Homeroidal
Bernard Knox
- The Husbands: An Account of Books III and IV of Homer’s ‘Iliad’ by Christopher Logue
Faber, 55 pp, £6.99, October 1994, ISBN 0 571 17198 2
I first came across Christopher Logue’s ‘account’ of the Iliad in 1975 at Oxford where I went to hear a vigorous reading by two young men of Patrocleia, his version of Book XVI. It was an opportunity to experience the poem in its original medium, by the ear rather than the eye. Homer himself had probably chanted his verses plucking the strings of a lyre, like the bard Demodocus in the Odyssey and for many centuries after his death people did not read Homer: they listened to skilled rhapsodes, whose dramatic delivery mesmerised audiences and earned the performers ample rewards, as we know from Plato’s Ion. I learned later, from the Preface to War Music, that Logue had undertaken the project at the suggestion of Donald Carne-Ross, who was then commissioning a version of the Iliad for the BBC.
Letters
Vol. 17 No. 11 · 8 June 1995
From August Kleinzahler
Bernard Knox knocks Christopher Logue’s Husbands for not being what it was never designed to be, a literal translation (LRB, 11 May). Really, it’s like going after Sonny Rollins for playing ‘All the Things You Are’ in a manner quite different from what Jerome Kern probably had in mind. But it’s a very interesting version, no? Logue has his antecedents in this sort of thing. Paraphrase, quote, interpolation – these are hardly cutting-edge techniques, but belong rather to good old High Modernism. Knox would have to know Pound’s ‘Homage to Sextus Propertius’, which takes considerable liberties with the original indeed, but gives us the most vital Propertius in English. He would know of Schoenberg’s liberties with Handel or Schnittke’s with Mozart or Lucian Freud’s version of Watteau in his Large Interior, W11. One could spend an afternoon ransacking libraries, museums and record-bins for examples of this sort of thing. When Logue writes of the sky agleam ‘As when Bikini flashlit the Pacific’, I cannot help but think he is aware that the Iliad was composed before atomic weapons were around.
August Kleinzahler
San Francisco
Vol. 17 No. 13 · 6 July 1995
From Bernard Knox
Mr Kleinzahler (Letters, 8 June) cites Pound’s Homage to Sextus Propertius as something I ‘would have to know’ in order to understand ‘good old High Modernism’. It so happens that I read and admired Pound’s version when I was a schoolboy in London in the early Thirties.

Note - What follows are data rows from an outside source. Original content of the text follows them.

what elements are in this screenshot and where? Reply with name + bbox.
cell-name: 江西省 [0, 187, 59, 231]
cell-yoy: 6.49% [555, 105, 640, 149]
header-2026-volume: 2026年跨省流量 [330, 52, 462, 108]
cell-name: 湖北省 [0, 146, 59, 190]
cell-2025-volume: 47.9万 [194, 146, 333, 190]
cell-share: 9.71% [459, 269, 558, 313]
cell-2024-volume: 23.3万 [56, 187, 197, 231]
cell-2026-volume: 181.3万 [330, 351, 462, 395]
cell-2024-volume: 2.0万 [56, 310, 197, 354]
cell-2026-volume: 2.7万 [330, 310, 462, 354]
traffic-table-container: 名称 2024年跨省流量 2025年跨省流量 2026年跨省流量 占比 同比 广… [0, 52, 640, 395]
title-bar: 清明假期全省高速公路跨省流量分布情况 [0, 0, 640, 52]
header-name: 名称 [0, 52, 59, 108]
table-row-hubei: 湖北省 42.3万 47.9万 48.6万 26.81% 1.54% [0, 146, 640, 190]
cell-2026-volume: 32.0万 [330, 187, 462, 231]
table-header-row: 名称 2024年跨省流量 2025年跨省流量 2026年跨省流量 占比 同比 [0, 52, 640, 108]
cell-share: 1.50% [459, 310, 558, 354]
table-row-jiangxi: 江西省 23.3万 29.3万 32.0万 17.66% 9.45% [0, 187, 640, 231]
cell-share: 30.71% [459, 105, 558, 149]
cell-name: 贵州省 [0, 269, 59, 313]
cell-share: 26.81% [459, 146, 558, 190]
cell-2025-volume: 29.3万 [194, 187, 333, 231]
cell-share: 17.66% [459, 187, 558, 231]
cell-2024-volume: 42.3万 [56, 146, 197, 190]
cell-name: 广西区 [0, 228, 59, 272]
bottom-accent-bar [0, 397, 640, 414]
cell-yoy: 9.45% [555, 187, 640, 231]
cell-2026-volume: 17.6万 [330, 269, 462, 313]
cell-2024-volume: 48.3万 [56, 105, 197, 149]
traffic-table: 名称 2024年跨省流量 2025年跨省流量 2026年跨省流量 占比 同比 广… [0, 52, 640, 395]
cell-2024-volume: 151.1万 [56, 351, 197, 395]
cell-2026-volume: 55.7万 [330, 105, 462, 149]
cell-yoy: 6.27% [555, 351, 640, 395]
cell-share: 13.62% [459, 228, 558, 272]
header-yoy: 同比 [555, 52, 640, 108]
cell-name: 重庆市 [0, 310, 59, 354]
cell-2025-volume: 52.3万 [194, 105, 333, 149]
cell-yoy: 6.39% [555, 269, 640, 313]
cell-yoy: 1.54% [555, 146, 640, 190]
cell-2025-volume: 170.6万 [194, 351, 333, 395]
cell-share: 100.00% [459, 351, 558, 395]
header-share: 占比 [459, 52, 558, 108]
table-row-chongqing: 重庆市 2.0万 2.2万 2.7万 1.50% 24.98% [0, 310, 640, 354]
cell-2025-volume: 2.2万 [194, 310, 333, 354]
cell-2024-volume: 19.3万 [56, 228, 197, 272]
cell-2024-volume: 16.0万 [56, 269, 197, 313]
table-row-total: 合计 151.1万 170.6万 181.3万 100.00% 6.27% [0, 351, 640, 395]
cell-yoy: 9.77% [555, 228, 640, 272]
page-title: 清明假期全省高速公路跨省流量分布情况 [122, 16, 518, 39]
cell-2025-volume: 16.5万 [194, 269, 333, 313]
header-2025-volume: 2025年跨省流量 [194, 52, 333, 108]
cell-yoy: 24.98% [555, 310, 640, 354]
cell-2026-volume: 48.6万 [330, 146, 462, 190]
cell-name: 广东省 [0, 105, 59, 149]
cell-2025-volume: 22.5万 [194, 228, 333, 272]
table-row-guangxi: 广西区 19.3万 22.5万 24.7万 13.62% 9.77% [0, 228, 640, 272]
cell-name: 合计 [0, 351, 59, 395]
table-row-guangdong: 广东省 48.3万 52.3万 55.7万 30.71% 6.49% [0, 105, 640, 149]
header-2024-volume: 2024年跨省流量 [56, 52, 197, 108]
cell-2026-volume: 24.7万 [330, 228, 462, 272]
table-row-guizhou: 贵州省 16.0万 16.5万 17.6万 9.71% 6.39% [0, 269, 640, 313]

Pound, however, unlike Logue, did not mangle the structure of his original, introduce a host of new characters with outlandish names, and lay on faecal and sexual obscenities with a lavish hand. There are phrases in Pound’s poem that send the reader back to Propertius’ text with new insight and sometimes to find an unnoticed felicity – something that will not happen to the reader of Logue, who does not know the original and who is for at least 50 per cent of the time drawing freely on his own lurid imagination.